If a person has gone to all the trouble of converting a small amount of their (normal) fiat or cash dollars into cryptocurrency ready to trade, only to find the market is in free-fall, then what is one to do? Is there any place to go? Or does one need to cash out of cryptocurrency back into fiat dollars? The simple answer chosen by most crypto investors are cryptocurrency stablecoins such as USDT, USDC or BUSD that are pegged on a 1 for 1 basis with the US dollar.
Convenience, that allows the investor to retain their assets within the crypto ecosystem ready for the next opportunity. But how safe are crypto stablecoins?

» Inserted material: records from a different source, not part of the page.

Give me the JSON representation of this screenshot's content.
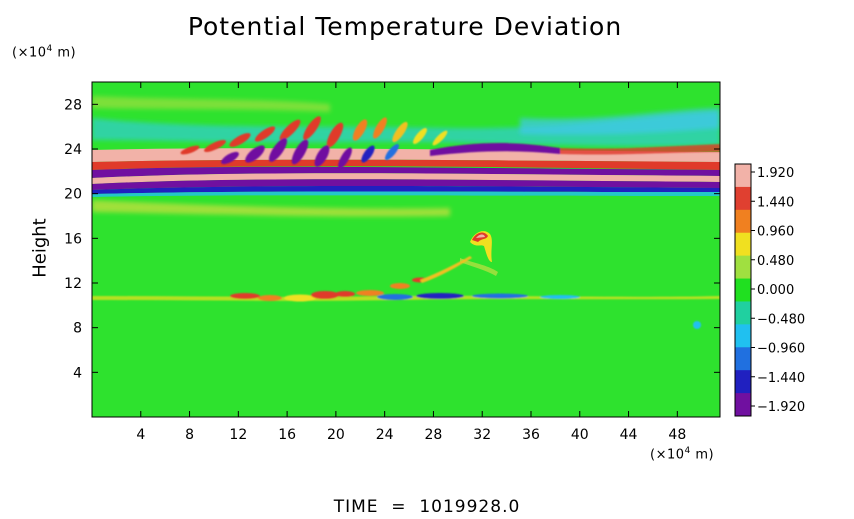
{
  "chart_data": {
    "type": "heatmap",
    "title": "Potential Temperature Deviation",
    "ylabel": "Height",
    "y_unit": {
      "base": "(×10",
      "exp": "4",
      "rest": " m)"
    },
    "x_unit": {
      "base": "(×10",
      "exp": "4",
      "rest": " m)"
    },
    "xlim": [
      0,
      51.5
    ],
    "ylim": [
      0,
      30
    ],
    "x_ticks": [
      "4",
      "8",
      "12",
      "16",
      "20",
      "24",
      "28",
      "32",
      "36",
      "40",
      "44",
      "48"
    ],
    "y_ticks": [
      "4",
      "8",
      "12",
      "16",
      "20",
      "24",
      "28"
    ],
    "colorbar": {
      "range": [
        -1.92,
        1.92
      ],
      "labels": [
        "1.920",
        "1.440",
        "0.960",
        "0.480",
        "0.000",
        "−0.480",
        "−0.960",
        "−1.440",
        "−1.920"
      ],
      "colors": [
        "#f2b2a8",
        "#e04030",
        "#f08020",
        "#f0e020",
        "#a0e040",
        "#20e020",
        "#20d0a0",
        "#20c0f0",
        "#2070e0",
        "#2020c0",
        "#7010a0"
      ]
    },
    "features": [
      {
        "label": "strong positive/negative banding",
        "height_range": [
          19.8,
          23.8
        ]
      },
      {
        "label": "wave field",
        "height_range": [
          22,
          27.5
        ],
        "x_range": [
          10,
          30
        ]
      },
      {
        "label": "positive anomaly",
        "height": 16.8,
        "x": 31
      },
      {
        "label": "perturbation layer",
        "height": 10.8,
        "x_range": [
          12,
          32
        ]
      }
    ]
  },
  "footer": {
    "time_text": "TIME  =  1019928.0"
  }
}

If the fast growing supply of stablecoins is anything to go by, then it would seem that the market overall, has increasing faith in the ability of stablecoins to provide both stability and liquidity.

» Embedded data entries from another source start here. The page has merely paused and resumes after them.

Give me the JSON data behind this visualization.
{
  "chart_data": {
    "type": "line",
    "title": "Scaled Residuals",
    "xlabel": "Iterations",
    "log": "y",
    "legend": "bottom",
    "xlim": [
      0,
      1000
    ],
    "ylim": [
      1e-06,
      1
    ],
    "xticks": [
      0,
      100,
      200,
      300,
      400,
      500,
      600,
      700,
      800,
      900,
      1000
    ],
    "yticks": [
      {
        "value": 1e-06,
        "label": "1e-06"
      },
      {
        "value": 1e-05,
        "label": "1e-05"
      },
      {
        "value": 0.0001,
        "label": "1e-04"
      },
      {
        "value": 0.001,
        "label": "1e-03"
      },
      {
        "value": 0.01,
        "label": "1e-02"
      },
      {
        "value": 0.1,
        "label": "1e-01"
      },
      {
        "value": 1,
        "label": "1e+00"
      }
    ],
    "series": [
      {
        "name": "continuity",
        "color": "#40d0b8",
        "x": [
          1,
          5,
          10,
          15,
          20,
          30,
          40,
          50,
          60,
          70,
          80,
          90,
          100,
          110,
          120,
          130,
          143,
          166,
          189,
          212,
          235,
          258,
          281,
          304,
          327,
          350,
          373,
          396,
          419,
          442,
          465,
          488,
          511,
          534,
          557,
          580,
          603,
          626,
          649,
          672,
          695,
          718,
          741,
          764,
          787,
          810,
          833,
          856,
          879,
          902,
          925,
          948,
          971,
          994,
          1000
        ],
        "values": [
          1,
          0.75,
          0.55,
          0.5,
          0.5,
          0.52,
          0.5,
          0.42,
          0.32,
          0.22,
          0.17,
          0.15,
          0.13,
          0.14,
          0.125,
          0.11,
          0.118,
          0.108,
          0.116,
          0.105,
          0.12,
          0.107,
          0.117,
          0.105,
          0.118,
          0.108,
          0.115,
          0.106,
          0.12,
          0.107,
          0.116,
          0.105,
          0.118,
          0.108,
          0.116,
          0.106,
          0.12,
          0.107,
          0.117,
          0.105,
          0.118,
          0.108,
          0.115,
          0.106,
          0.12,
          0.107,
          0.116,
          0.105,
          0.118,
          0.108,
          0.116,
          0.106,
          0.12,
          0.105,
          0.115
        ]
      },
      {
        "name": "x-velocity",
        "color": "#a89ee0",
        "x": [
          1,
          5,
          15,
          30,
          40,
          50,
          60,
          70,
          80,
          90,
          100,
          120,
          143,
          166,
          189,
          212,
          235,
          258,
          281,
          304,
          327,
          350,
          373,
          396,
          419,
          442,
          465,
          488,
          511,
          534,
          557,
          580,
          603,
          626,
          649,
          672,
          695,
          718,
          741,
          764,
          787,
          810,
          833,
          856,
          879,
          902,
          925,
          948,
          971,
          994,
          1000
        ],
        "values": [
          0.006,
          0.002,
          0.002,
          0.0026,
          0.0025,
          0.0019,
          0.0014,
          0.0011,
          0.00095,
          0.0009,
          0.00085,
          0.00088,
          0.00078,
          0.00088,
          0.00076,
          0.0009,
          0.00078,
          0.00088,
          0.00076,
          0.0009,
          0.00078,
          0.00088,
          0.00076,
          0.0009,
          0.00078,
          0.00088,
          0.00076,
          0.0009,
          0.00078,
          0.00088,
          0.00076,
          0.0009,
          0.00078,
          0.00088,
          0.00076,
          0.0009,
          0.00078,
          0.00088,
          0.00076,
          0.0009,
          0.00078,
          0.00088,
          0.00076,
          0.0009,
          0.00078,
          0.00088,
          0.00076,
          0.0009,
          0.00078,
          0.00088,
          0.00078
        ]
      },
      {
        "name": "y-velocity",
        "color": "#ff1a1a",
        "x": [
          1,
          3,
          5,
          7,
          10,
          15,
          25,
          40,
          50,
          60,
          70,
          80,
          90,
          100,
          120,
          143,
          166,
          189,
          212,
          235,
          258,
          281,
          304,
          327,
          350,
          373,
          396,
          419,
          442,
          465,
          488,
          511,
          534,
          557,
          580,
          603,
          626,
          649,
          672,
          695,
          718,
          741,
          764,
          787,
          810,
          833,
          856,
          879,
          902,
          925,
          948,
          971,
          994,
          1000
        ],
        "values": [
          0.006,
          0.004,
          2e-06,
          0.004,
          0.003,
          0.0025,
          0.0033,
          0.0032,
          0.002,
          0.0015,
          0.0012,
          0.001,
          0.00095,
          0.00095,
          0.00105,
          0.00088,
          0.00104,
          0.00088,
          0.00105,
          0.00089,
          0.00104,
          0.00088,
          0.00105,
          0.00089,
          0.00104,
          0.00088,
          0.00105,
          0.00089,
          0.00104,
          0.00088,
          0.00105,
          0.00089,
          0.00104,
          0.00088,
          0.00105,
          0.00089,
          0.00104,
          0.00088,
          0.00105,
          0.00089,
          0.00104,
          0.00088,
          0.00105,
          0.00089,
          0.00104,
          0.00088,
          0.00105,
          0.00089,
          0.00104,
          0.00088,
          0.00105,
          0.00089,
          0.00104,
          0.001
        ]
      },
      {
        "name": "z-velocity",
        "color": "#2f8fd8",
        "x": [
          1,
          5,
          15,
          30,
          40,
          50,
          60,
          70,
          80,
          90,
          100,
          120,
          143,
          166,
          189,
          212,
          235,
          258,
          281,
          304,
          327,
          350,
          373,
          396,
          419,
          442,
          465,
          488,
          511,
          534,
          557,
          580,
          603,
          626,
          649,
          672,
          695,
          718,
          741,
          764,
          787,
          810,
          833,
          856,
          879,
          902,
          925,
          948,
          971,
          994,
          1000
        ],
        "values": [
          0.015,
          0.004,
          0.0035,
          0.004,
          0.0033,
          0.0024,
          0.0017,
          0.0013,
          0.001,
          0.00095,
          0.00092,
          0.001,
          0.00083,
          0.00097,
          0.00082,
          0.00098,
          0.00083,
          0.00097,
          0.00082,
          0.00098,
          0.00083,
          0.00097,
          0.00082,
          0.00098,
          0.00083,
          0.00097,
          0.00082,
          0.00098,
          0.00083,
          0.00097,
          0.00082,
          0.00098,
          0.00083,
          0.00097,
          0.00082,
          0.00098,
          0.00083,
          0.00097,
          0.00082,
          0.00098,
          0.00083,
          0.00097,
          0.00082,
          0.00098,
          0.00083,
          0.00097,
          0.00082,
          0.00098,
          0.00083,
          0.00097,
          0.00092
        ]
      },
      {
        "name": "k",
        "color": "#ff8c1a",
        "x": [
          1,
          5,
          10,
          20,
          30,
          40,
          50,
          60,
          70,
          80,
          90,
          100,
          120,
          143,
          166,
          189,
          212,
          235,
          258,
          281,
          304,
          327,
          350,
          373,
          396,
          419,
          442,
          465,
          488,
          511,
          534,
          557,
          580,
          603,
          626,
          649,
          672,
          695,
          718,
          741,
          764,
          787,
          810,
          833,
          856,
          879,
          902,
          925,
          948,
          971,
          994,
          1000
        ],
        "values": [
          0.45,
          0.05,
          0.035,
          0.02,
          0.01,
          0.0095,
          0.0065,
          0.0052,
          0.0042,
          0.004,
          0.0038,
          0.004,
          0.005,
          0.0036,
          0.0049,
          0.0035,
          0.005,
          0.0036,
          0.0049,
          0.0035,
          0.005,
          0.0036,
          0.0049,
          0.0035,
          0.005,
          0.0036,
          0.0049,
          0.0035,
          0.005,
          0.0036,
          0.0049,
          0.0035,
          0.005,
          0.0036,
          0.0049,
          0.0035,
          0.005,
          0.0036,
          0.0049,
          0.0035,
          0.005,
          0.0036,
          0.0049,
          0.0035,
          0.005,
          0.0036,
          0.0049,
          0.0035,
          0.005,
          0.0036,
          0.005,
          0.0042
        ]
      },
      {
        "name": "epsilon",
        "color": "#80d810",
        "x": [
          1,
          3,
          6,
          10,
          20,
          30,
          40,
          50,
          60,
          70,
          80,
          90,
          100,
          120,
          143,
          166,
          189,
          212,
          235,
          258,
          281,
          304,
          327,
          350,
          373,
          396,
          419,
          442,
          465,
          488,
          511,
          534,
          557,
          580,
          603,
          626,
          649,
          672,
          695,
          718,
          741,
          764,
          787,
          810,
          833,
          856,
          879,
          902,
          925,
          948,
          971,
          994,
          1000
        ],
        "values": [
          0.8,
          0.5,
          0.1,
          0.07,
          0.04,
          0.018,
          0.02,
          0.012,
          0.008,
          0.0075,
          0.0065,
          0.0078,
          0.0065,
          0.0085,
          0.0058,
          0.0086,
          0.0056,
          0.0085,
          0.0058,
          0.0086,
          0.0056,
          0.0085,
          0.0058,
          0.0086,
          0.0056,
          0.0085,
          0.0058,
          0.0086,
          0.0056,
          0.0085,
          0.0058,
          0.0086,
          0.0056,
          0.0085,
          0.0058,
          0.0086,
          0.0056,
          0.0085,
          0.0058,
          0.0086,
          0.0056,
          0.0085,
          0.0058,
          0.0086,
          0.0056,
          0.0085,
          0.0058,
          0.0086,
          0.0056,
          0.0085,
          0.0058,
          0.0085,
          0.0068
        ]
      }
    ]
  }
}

However, on closer inspection, we find that these crypto stablecoins are run by a diverse bunch of organisations with different ideas about the underlying collateralization behind the digital dollars they issue.
One of the most popular stables is USDT, or Tether, that is used in the majority of trading pairs on centralized crypto exchanges. Whilst Tether has dominated in previous years, representing nearly 100% of stablecoin supply back in 2017, it has also had its share of detractors.

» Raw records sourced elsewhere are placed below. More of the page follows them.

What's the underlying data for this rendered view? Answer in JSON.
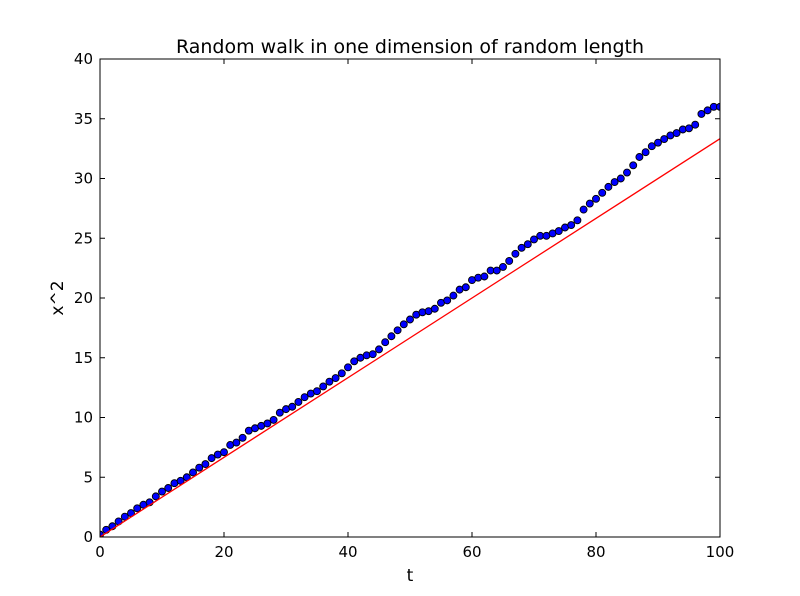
{
  "chart_data": {
    "type": "scatter",
    "title": "Random walk in one dimension of random length",
    "xlabel": "t",
    "ylabel": "x^2",
    "xlim": [
      0,
      100
    ],
    "ylim": [
      0,
      40
    ],
    "xticks": [
      0,
      20,
      40,
      60,
      80,
      100
    ],
    "yticks": [
      0,
      5,
      10,
      15,
      20,
      25,
      30,
      35,
      40
    ],
    "grid": false,
    "series": [
      {
        "type": "scatter",
        "color": "#0000ff",
        "x": [
          0,
          1,
          2,
          3,
          4,
          5,
          6,
          7,
          8,
          9,
          10,
          11,
          12,
          13,
          14,
          15,
          16,
          17,
          18,
          19,
          20,
          21,
          22,
          23,
          24,
          25,
          26,
          27,
          28,
          29,
          30,
          31,
          32,
          33,
          34,
          35,
          36,
          37,
          38,
          39,
          40,
          41,
          42,
          43,
          44,
          45,
          46,
          47,
          48,
          49,
          50,
          51,
          52,
          53,
          54,
          55,
          56,
          57,
          58,
          59,
          60,
          61,
          62,
          63,
          64,
          65,
          66,
          67,
          68,
          69,
          70,
          71,
          72,
          73,
          74,
          75,
          76,
          77,
          78,
          79,
          80,
          81,
          82,
          83,
          84,
          85,
          86,
          87,
          88,
          89,
          90,
          91,
          92,
          93,
          94,
          95,
          96,
          97,
          98,
          99,
          100
        ],
        "y": [
          0.2,
          0.6,
          0.9,
          1.3,
          1.7,
          2.0,
          2.4,
          2.7,
          2.9,
          3.4,
          3.8,
          4.1,
          4.5,
          4.7,
          5.0,
          5.4,
          5.8,
          6.1,
          6.6,
          6.9,
          7.1,
          7.7,
          7.9,
          8.3,
          8.9,
          9.1,
          9.3,
          9.5,
          9.8,
          10.4,
          10.7,
          10.9,
          11.3,
          11.7,
          12.0,
          12.2,
          12.6,
          13.0,
          13.3,
          13.7,
          14.2,
          14.7,
          15.0,
          15.2,
          15.3,
          15.7,
          16.3,
          16.8,
          17.3,
          17.8,
          18.2,
          18.6,
          18.8,
          18.9,
          19.1,
          19.6,
          19.8,
          20.2,
          20.7,
          20.9,
          21.5,
          21.7,
          21.8,
          22.3,
          22.3,
          22.6,
          23.1,
          23.7,
          24.2,
          24.5,
          24.9,
          25.2,
          25.2,
          25.4,
          25.6,
          25.9,
          26.1,
          26.5,
          27.4,
          27.9,
          28.3,
          28.8,
          29.3,
          29.7,
          30.0,
          30.5,
          31.1,
          31.8,
          32.2,
          32.7,
          33.0,
          33.3,
          33.6,
          33.8,
          34.1,
          34.2,
          34.5,
          35.4,
          35.7,
          36.0,
          36.0
        ]
      },
      {
        "type": "line",
        "color": "#ff0000",
        "x": [
          0,
          100
        ],
        "y": [
          0,
          33.33
        ]
      }
    ]
  }
}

According to the data below, the influence of Tether is gradually waning and giving way to a newer crop of stables including USDC, BUSD, DAI and UST.
The USDC stablecoin is managed by a US organisation called Circle, who claim that each USDC stablecoin issued is backed by US dollars. Moreoever, according to USDC’s website, they have 53.5B of their stablecoins in circulation.
Another growing stablecoin is Binance USD or BUSD, which also claims to be a 1 for 1 backed stablecoin that is part of the Binance ecosystem. BUSD, is the default stablecoin used in decentralised transactions on Binance Smart Chain and is also widely distributed in trading pairs throughout the popular Binance cryptocurrency exchange.
Dai, a niche stablecoin created by Maker Dao, is minted when a person deposits cryptocurrency into a vault located in the Maker Dao platform.
The Maker Dao protocol then manages the collateralization process in a decentralized and permissionless manner. Dai is mainly used by traders who participate in activities like yield farming, a super high risk part of the decentralized finance ecosystem.
One of the newer stablecoins is Terra USD or UST which is an algorithmic stablecoin and part of the Terra / Luna ecosystem. Why is UST growing so quickly? It presently offers one of the highest annual rates of return of any stablecoin on the market. Before exploring any such opportunities, people should carefully weigh the high risks involved.
Although crypto stablecoins are here to stay, it will be fascinating to see how they make room for the growth of Central Bank issued digital currencies (CBDC’s) that are being considered by a number of countries across the world.